Tal qual as dunas que ainda estampam os cartões postais, as coisas aqui se desmancham lentamente. Mudam de forma, de lugar. O efeito do vento, dessa brisa de mar que ainda atravessa os espigões, é bem responsável por isso. A areia movediça, contudo, diferente das dunas secas, carrega em seu fenômeno a água. Outro traço comum dessa cidade, banhada por mar, rachada por um rio, cercada pela única coisa certa que iremos encontrar: o azul salgado e quente próprio deste lugar.

Dizem que a areia movediça - digo dizem pois nunca vi com estes olhos uma areia movediça, apenas uma cidade - engole tudo o que tenta resistir ao destino de ser envolto por ela. Se estiver andando sobre uma areia movediça só há uma coisa a se fazer: não se debata. Em um guia de sobrevivência pouco confiável, li que se deve manter a calma e pedir ajuda. Quando estiver só, com partes do corpo sendo engolidas por essa pasta de textura estranha, grite por ajuda. Uma das melhores formas de conseguir se salvar é contando com os outros.

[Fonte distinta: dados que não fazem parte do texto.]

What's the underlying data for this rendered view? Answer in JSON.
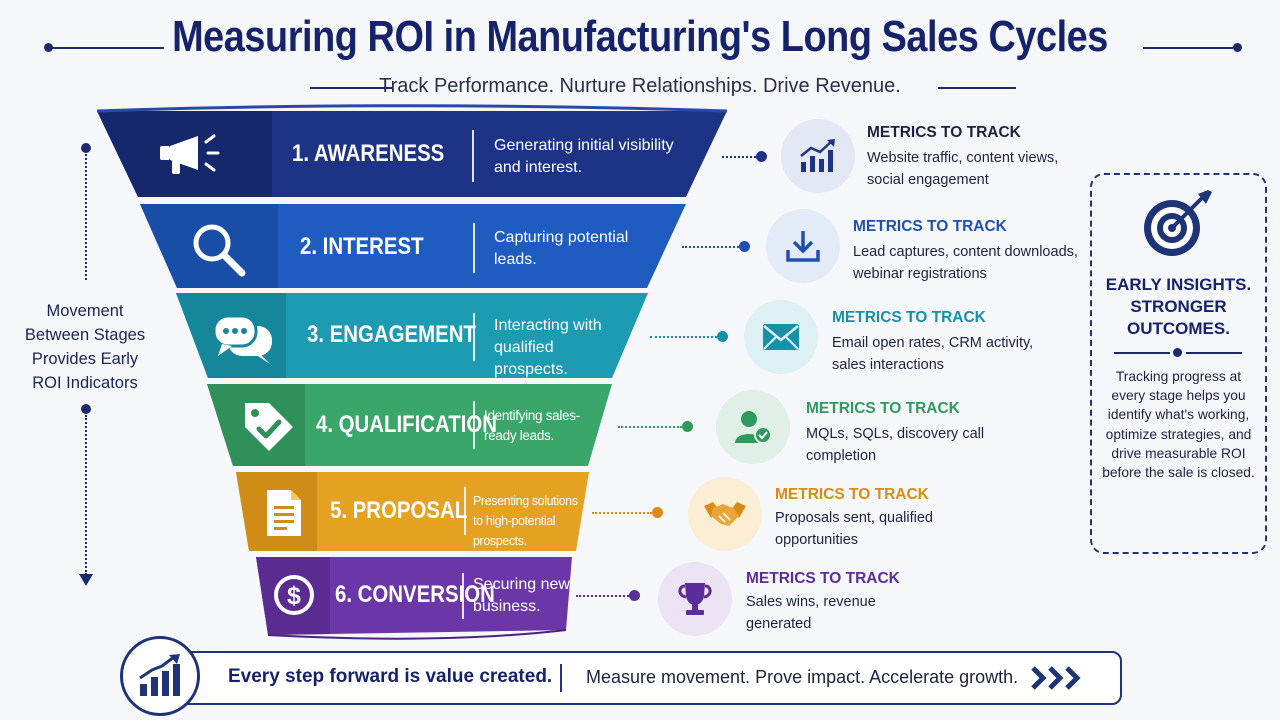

Alguém pode buscar uma corda ou um galho e, com a ajuda de ainda mais gente, pode te puxar. Te arrancar dessa experiência sufocante. Poderá sentir novamente os membros paralisados, o sangue correndo pelas veias e o prazer de um simples suspiro aliviado.

Eu sei, eu sei... você está pensando que uma cidade e uma pessoa são coisas muito diferentes. Penso que nem tanto. A grande diferença dessa analogia errônea é que para tirar uma cidade do atoleiro dessa areia movediça é preciso de muito, muito, muito mais gente. É só pedir ajuda, a quem tá do lado. Quem sabe, em breve a gente possa deixar a cidade respirar novamente e dar um suspiro aliviado: o pior há de passar.

Só com um movimento amplo e coletivo de olhar para essa cidade de outra forma, apalpando-a e entendendo essa urbe própria e singular em seu nome e forma é que encontraremos os caminhos de transformar o defeito em efeito. Os ventos da mudança já estão soprando por aqui, ainda silenciosamente. Mas virá. Movendo dunas de lugar. E nos assumiremos como somos: uma cidade de antagonismos, uma província um pouco mais atualizada do que a dos escritos cascudianos.